Bündnis 90/Die Grünen setzen sich für einen effektiven Tierschutz ein. Durch unseren Antrag "Tierschutz stärken - Tierheime entlasten" wollen wir die Situation der Tierheime verbessern und den Schutz ausgesetzter oder abgegebener Tiere, insbesondere auch streundender Katzen, verbessern.
Die Aufgaben der Tierheime und Tierschutzorganisationen in Deutschland nehmen von Jahr zu Jahr zu. Ihre finanziellen Mittel nicht. Notwendige Erweiterungsinvestitionen müssen unterbleiben, zusätzliches Personal kann nicht eingestellt werden. Die Mitarbeiterinnen und Mitarbeiter und die vielen ehrenamtlichen Helferinnen und Helfer sind oft am Ende ihrer physischen und psychischen Kräfte. Ihnen und den von ihnen betreuten Tieren, insbesondere den zahlreichen Katzen, zu helfen, ist Anliegen unseres Antrages.
Es ist höchste Zeit, dass neben Ländern und Kommunen auch der Bund Verantwortung in dieser wichtigen tierschutzpolitischen Frage übernimmt. Die Existenz der Tierheime muss gesichert und das Leiden unzähliger Straßenkatzen beendet werden.
Tierheime müssen unterstützt, klare Regelungen geschaffen werden
Unabdingbar sind neben der finanziellen Unterstützung die Schaffung klarer und verbindlicher Regelungen hinsichtlich des Umgangs mit Tieren, die von den Tierheimen aufgenommen werden. Die Zuständigkeit für die Versorgung, Unterbringung und Kostenübernahme von Fundtieren oder sogenannten herrenlosen Tieren muss bundesweit einheitlich festgelegt werden. Aufgrund unklarer Bestimmungen kommt es hier immer wieder zu Problemen bei der Erstattung der Tierheimkosten durch die Behörden.
Auch die stetig ansteigende Anzahl streunender Katzen in deutschen Städten und Dörfern ist zu einem großen Tierschutzproblem geworden. Die Tiere, die auf die Hilfe und Fütterung von Menschen angewiesen sind, sind häufig unterernährt oder krank. Doch trotz Hunger, Krankheit und Verletzungen vermehren sich die Katzen mit bis zu drei Würfen pro Jahr.

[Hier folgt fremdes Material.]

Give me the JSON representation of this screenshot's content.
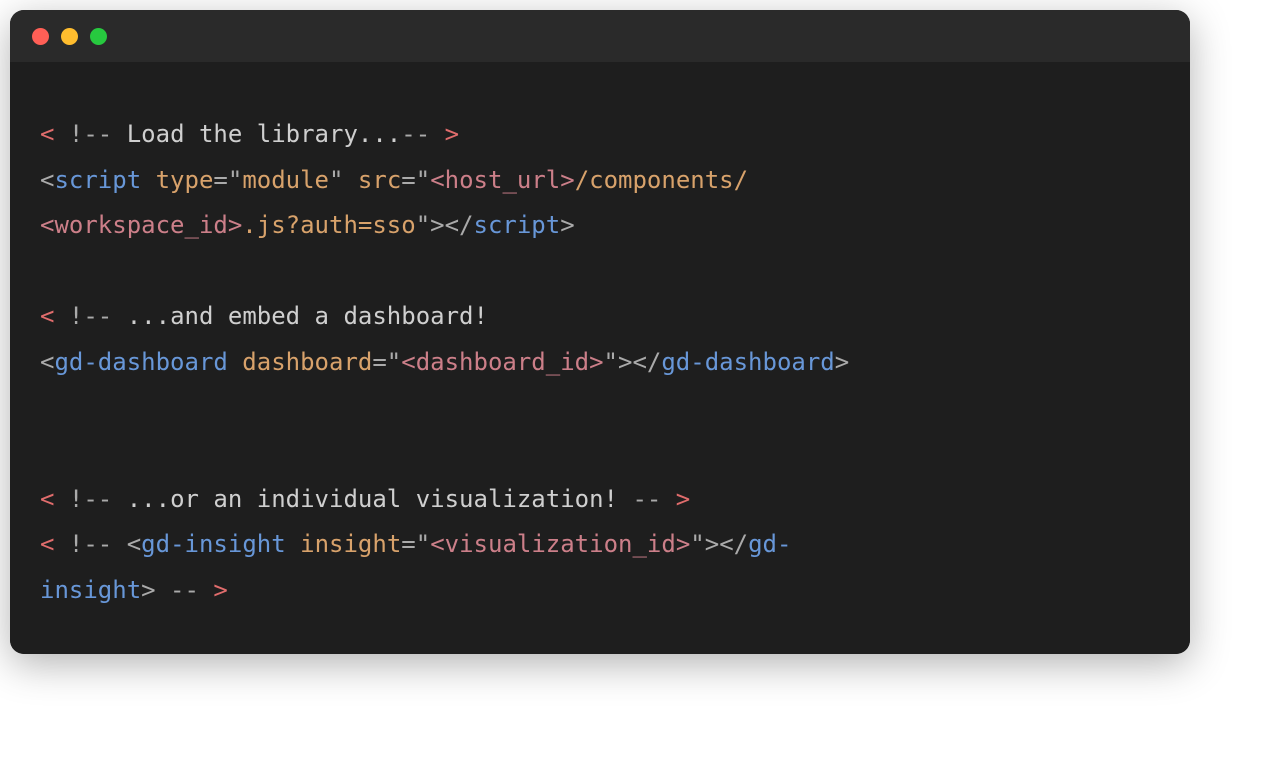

Die grundsätzliche Verpflichtung, Katzen, die Zugang ins Freie haben und geschlechtsreif sind, kastrieren zu lassen, könnte hier Abhilfe schaffen. Die Vermehrung von Katzen könnte so deutlich eingedämmt und das Leid der streunenden Tiere gemindert werden. Eine verpflichtende Kennzeichnung und Registrierung der Tiere würde darüber hinaus sicherstellen, dass eine schnelle Rückvermittlung von Tieren zu ihren Besitzern erfolgen könnte. Dies würde zu einer Entlastung der Tierheime und Behörden beitragen sowie die Anzahl ausgesetzter Tiere verringern.